6. Frequent and easy boredom
It is one of the most common symptoms, because the routine can become so absorbing that your time is limited in things that no longer generate the same emotions as before.
There are always alternatives, it is a matter of making a good distribution of your daily activities.
7. Insomnia
Difficulties in sleeping at night are often intensified as a result of intrusive thoughts coming into our minds. as a consequence of the invasive thoughts that come into our mind.During the night we tend to review the things that happened to us during the day.
In the mid-life crisis, the evaluation of our activities can take us even further back in time and cause our thoughts to wander for long hours.
What to do? Coping with psychological distress
Now we will look at some specific methods to cope with the midlife crisis in women that will give positive results as long as you apply them and are consistent.
1. Accept your age from a positive point of view, emphasizing your virtues.
The fact of being 40 years old does not make a significant qualitative difference in terms of quality of life. Therefore, it is necessary to accept your age; If someone thinks it's bad that there are women who are over thirty, that's their problem..

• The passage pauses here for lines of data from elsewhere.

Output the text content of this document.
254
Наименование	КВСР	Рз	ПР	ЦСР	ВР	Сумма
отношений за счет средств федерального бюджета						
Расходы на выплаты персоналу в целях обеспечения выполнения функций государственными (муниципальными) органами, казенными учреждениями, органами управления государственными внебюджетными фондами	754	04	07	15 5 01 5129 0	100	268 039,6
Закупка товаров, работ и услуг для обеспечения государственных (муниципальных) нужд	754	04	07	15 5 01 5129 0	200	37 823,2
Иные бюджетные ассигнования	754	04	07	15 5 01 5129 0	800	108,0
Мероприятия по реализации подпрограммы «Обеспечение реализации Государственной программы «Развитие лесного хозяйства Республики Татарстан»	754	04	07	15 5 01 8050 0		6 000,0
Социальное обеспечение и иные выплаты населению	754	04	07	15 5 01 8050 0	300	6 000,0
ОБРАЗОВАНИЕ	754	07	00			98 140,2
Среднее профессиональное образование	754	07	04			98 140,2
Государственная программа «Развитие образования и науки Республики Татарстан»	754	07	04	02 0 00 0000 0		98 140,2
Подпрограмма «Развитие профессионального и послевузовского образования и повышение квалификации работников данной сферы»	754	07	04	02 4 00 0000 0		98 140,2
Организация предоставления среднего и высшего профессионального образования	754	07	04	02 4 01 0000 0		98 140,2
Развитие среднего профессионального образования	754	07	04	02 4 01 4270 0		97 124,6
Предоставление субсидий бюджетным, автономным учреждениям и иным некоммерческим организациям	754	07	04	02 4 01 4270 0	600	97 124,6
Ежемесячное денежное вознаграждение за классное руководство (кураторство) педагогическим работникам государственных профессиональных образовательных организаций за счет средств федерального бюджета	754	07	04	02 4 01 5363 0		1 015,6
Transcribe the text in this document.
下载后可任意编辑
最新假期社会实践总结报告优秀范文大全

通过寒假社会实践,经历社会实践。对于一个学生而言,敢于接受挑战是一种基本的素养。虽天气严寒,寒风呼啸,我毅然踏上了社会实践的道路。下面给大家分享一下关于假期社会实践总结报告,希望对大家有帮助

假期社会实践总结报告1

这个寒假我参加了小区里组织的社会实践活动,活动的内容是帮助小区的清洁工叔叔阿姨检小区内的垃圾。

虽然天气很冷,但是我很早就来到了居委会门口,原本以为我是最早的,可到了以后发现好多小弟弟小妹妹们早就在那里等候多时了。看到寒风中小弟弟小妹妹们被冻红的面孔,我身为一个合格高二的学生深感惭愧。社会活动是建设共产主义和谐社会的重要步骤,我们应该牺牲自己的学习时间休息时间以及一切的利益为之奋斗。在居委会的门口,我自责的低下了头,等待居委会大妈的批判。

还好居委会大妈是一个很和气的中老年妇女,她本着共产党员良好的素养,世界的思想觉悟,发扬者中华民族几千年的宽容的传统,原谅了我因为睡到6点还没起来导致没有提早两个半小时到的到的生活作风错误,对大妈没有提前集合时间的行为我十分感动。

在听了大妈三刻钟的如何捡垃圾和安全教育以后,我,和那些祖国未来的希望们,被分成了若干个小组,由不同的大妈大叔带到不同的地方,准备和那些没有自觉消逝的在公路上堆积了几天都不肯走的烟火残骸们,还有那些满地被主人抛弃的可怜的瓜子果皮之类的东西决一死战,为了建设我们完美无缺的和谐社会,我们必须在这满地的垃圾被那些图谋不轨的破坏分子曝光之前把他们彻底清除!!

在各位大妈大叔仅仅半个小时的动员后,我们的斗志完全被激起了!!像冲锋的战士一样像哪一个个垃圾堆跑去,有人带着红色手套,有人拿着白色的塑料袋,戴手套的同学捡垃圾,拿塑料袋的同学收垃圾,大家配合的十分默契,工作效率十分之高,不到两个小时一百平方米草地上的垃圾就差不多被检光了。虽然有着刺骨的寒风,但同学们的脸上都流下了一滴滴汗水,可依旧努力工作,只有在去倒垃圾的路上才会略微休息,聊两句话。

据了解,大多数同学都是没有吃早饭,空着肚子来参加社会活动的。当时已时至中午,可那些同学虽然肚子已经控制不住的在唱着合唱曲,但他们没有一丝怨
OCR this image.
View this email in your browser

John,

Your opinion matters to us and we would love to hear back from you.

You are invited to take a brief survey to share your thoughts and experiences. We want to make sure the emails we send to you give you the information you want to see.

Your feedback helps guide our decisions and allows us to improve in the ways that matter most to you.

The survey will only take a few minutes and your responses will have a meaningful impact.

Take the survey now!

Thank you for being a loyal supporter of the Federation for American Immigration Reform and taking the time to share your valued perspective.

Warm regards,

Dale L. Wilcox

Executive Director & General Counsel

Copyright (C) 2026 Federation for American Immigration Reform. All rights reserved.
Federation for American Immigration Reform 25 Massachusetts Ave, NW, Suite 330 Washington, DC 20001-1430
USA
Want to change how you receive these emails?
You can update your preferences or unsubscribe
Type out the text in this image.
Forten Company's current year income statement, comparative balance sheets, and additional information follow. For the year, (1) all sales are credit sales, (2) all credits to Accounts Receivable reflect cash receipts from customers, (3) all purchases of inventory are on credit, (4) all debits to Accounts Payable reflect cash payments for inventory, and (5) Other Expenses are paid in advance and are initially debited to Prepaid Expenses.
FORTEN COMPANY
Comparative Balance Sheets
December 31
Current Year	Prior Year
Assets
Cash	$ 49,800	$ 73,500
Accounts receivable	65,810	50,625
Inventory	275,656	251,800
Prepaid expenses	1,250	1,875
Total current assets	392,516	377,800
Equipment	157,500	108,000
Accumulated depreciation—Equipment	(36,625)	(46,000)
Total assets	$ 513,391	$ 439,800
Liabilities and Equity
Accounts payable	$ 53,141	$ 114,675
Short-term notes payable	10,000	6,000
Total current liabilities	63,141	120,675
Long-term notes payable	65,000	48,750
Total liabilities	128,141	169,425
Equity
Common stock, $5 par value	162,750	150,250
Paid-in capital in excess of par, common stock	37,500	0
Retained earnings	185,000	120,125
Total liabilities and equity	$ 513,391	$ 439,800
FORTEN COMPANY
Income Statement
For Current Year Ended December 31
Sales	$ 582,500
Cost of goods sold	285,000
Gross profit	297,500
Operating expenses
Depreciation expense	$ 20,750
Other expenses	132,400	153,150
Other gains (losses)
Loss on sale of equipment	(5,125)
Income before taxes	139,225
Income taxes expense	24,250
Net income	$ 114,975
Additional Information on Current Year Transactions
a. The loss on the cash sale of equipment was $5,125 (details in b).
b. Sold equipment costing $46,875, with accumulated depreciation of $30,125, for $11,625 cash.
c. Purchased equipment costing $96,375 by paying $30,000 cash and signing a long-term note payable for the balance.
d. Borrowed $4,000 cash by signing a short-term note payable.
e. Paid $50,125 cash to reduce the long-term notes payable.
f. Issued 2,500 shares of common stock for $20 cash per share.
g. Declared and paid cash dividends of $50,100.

2. Practice new activities related to personal growth
There is no reason to assume that life will always stay the same.
3. Get out of your comfort zone
Spread out your time and find new challenges. There are many motivating goals to reach..
4. Resignify the concept of age
Visualize your age as an opportunity to improve yourself in new things, taking advantage of your life experience taking advantage of your experience in life and what you have been able to gain along the way.
Avoid falling into self-pity, at this moment you have what it takes to do the things you set out to do. Stay motivated, remember that you don't need the approval of others when you know what you want to do.
5. If necessary, go to psychotherapy.
Sometimes it is normal to need help; look for a professional that fits what you are looking for.